Most local banks are not able to exchange foreign currency. One bank, Wells Fargo, does have walk-in currency exchange, but there is a fee for this service. You can find more information about Wells Fargo currency exchange, including locations, on the Wells Fargo website. Other banks offer international banking services and currency exchange, but you must call in advance for them to order the currency. At U.S. Bank, for example, you can order foreign currency and pick it up 2-3 business days later.

Bank Accounts

To keep your money in a financial institution you must open an account. Usually you need a photo I.D., such as a passport or Minnesota State I.D. to open an account, and you are often asked to provide a Social Security Number (SSN). However, you are not required to have a SSN. Before opening an account, ask at the institution's information desk about the types of services it offers. These can vary widely. However, there are basically two different types of accounts:

  • Checking Accounts: Many institutions offer free checking if you keep a balance of $100 to $300 in your account; a few (e.g. TCF Bank) offer free checking with no minimum balance. Banks that do not offer free checking may charge you a small fee per check you use, or a basic monthly fee. Some banks might require you to deposit a minimum amount to open an account.

  • Savings Accounts: Savings accounts earn interest. You can withdraw any amount at any time during regular hours. Some institutions will charge a monthly service fee if your balance is below a certain amount, or if you make more than a certain number of transactions per month.

Banks Near Campus

Debit Cards

These cards can also be used for purchases. The money is electronically transferred from your checking account to the merchant (just like with credit cards).

Generally, if you open a checking account, you will also receive a debit card. If you have only a savings account, however, you may not be able to get a debit card.
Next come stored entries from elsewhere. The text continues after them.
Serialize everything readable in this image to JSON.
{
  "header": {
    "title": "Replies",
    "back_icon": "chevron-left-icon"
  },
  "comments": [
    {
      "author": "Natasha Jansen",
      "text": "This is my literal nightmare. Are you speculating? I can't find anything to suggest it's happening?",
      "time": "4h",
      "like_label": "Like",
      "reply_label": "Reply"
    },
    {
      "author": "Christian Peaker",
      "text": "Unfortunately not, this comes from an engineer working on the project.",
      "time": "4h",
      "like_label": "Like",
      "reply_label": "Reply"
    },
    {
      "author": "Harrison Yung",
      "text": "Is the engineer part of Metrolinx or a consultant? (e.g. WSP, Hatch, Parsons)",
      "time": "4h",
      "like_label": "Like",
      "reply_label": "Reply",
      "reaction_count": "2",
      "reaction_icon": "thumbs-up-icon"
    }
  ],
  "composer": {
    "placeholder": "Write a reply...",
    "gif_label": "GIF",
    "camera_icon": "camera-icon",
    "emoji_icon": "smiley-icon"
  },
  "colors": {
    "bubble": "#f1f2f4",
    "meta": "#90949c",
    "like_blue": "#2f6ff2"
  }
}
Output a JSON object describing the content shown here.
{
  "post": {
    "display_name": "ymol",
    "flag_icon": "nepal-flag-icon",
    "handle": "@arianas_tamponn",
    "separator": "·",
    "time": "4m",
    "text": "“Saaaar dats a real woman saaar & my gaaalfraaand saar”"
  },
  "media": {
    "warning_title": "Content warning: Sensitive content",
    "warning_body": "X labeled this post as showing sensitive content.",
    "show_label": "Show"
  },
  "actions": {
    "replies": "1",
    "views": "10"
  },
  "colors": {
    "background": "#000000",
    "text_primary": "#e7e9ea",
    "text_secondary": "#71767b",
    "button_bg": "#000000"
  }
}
Most cash machines (ATMs) around campus or in your neighborhood can be used to withdraw money, regardless of which bank your debit card is from; however, there may be a fee for withdrawing money from an ATM that is not associated with your specific bank. When you open your account, ask for a list of fees you might incur with that account.You will need to enter your personal identification number (PIN) into any ATM to be able to withdraw money. Some ATMs can be used to make deposits, too.

Accounts for Minors

If you are under the age of 18, most banks will require an adult family member to set up a custodial or joint account. Most will require this process to be completed at a branch in person. We recommend contacting banks first to learn their requirements.